As shown in Fig. 2, below, both the Unhappy and Happy groups experienced evident friendship-paradox effects (i.e. members of both groups did have, or thought that their friends had, more friends, on average, than themselves). Interestingly, the intensity of the friendship paradox was weaker in the Unhappy group (left) than in the Happy group (right).
In addition, as Fig. 3, below, suggests, both the Happy (top) and Unhappy (bottom) groups experienced clear happy-paradox effects. However, the intensity of the happiness paradox was stronger in the Unhappy group (see the very steep slope in the data point distribution, plus the amount of data points over the main line) than in the Happy group (see the not-so-steep slope in the data point distribution, plus the amount of data points over the main line). In essence, the majority of the sampled Twitter users were less happy (or more unhappy) than their friends on average. These findings support the idea that the Happiness Paradox is real.
Individual Happiness and average friends’ Happiness were more strongly related within the Unhappy group than within the Happy group (Fig. 3). Bollen et al. refer to the clustering of unhappy users with themselves, and happy users also with themselves, as being homophilic or assortative in their social networking (both are common terms in behavioral sciences).
Figure 4, below, corroborates the finding that Unhappy Twitter users had fewer friends, on average, than the Happy Twitter users had, on average.
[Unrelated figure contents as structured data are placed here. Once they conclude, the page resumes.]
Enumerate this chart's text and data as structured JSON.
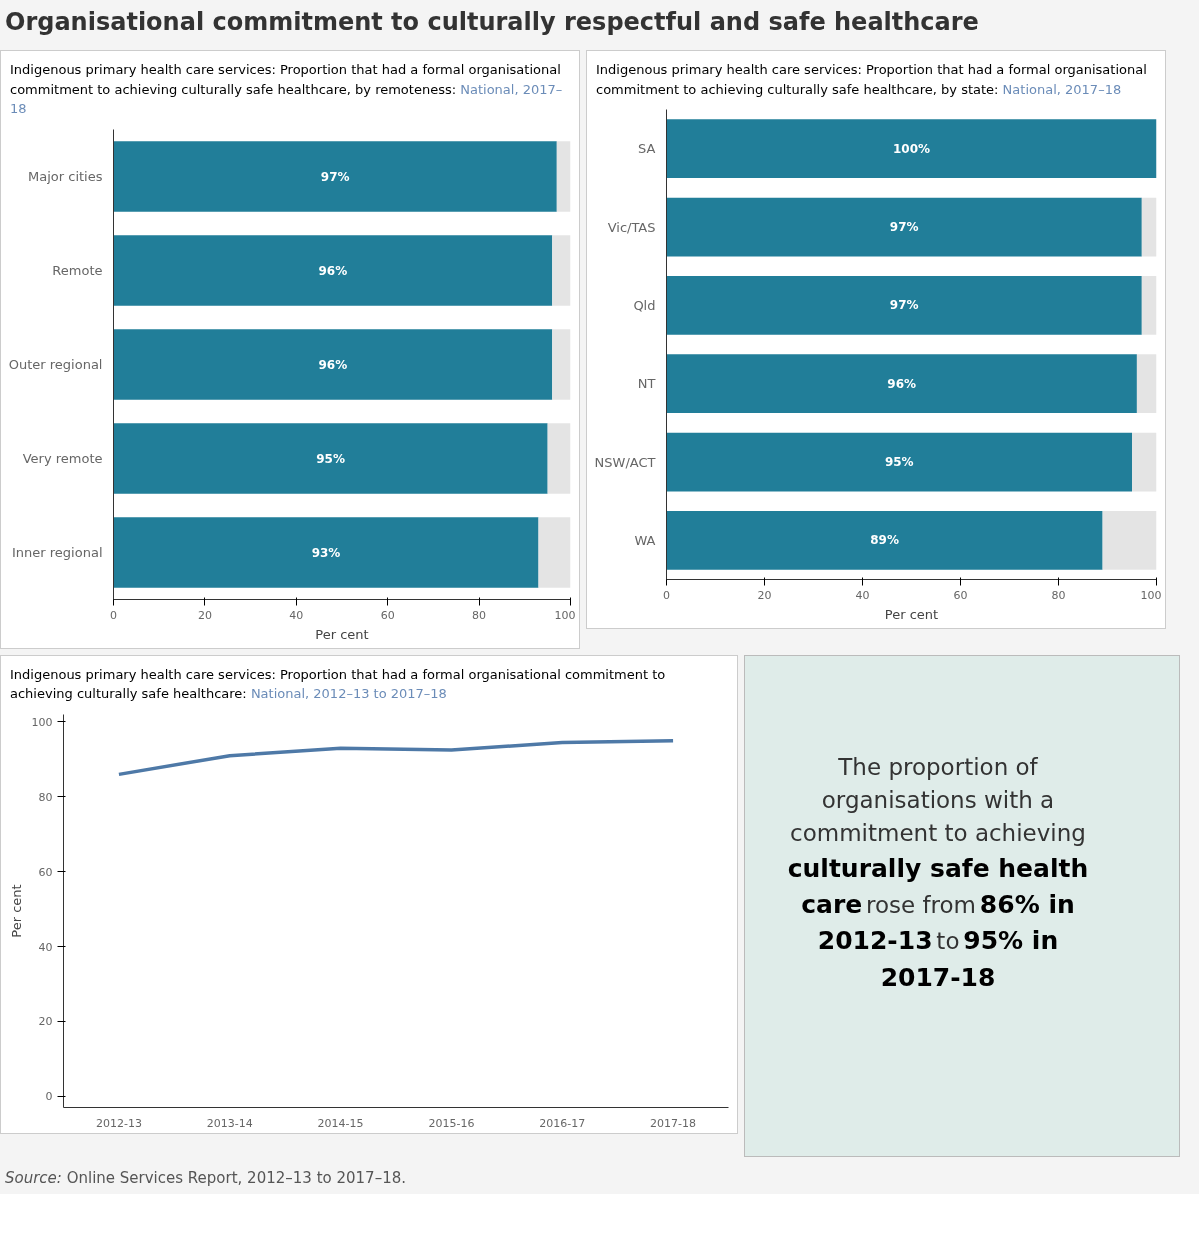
{
  "chart_data": [
    {
      "type": "bar",
      "orientation": "horizontal",
      "stacked": true,
      "title": "Organisational commitment to culturally respectful and safe healthcare",
      "subtitle": "Indigenous primary health care services: Proportion that had a formal organisational commitment to achieving culturally safe healthcare, by remoteness: National, 2017–18",
      "categories": [
        "Major cities",
        "Remote",
        "Outer regional",
        "Very remote",
        "Inner regional"
      ],
      "series": [
        {
          "color": "#217e99",
          "values": [
            97,
            96,
            96,
            95,
            93
          ],
          "value_labels": [
            "97%",
            "96%",
            "96%",
            "95%",
            "93%"
          ]
        },
        {
          "color": "#e4e4e4",
          "values": [
            3,
            4,
            4,
            5,
            7
          ]
        }
      ],
      "xlim": [
        0,
        100
      ],
      "xticks": [
        0,
        20,
        40,
        60,
        80,
        100
      ],
      "xlabel": "Per cent",
      "grid": false
    },
    {
      "type": "bar",
      "orientation": "horizontal",
      "stacked": true,
      "title": "Indigenous primary health care services: Proportion that had a formal organisational commitment to achieving culturally safe healthcare, by state: National, 2017–18",
      "categories": [
        "SA",
        "Vic/TAS",
        "Qld",
        "NT",
        "NSW/ACT",
        "WA"
      ],
      "series": [
        {
          "color": "#217e99",
          "values": [
            100,
            97,
            97,
            96,
            95,
            89
          ],
          "value_labels": [
            "100%",
            "97%",
            "97%",
            "96%",
            "95%",
            "89%"
          ]
        },
        {
          "color": "#e4e4e4",
          "values": [
            0,
            3,
            3,
            4,
            5,
            11
          ]
        }
      ],
      "xlim": [
        0,
        100
      ],
      "xticks": [
        0,
        20,
        40,
        60,
        80,
        100
      ],
      "xlabel": "Per cent",
      "grid": false
    },
    {
      "type": "line",
      "title": "Indigenous primary health care services: Proportion that had a formal organisational commitment to achieving culturally safe healthcare: National, 2012–13 to 2017–18",
      "categories": [
        "2012-13",
        "2013-14",
        "2014-15",
        "2015-16",
        "2016-17",
        "2017-18"
      ],
      "series": [
        {
          "color": "#4e79a7",
          "values": [
            86,
            91,
            93,
            92.5,
            94.5,
            95
          ]
        }
      ],
      "ylim": [
        -3,
        102
      ],
      "yticks": [
        0,
        20,
        40,
        60,
        80,
        100
      ],
      "ylabel": "Per cent",
      "grid": false,
      "marker": "none",
      "line_style": "solid",
      "annotations": [
        "Source: Online Services Report, 2012–13 to 2017–18."
      ]
    },
    {
      "type": "other",
      "annotations": [
        "The proportion of organisations with a commitment to achieving",
        "culturally safe health care",
        "rose from",
        "86% in 2012-13",
        "to",
        "95% in 2017-18"
      ]
    }
  ]
}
Figure 5, below, corroborates the finding that the Happiness Paradox affected more the Unhappy Twitter users, on average, than the Happy Twitter users, on average.
Paradoxically, however, as shown in Fig. 6, below, there was a weak correlation between individual happiness and individual popularity for the Unhappy group (Pearson’s R = -0.047; range -0.08 to -0.013). For the Happy group, the correlation was more pronounced (Pearson’s R = 0.126; range 0.081 to 0.171).
The overall results suggest that unhappy Twitter users were more strongly affected by the lower happiness of their friends, possibly explaining why this group exhibited a stronger Happiness Paradox (Figs. 3 and 5) in the absence of a strong correlation between Happiness and Popularity (Fig. 6).
Bollen et al. warn us that:
Observations of decreased happiness among social media users may result directly from a widespread inflated perception of the happiness of one’s friends.
Given the large role that social media (e.g. Twitter, Facebook) plays in the social lives of billions of individuals, the authors suggest that these environments may induce long-term changes in the public’s social behavior and may, over time, alter the very nature of social relations themselves. — EvoLiteracy.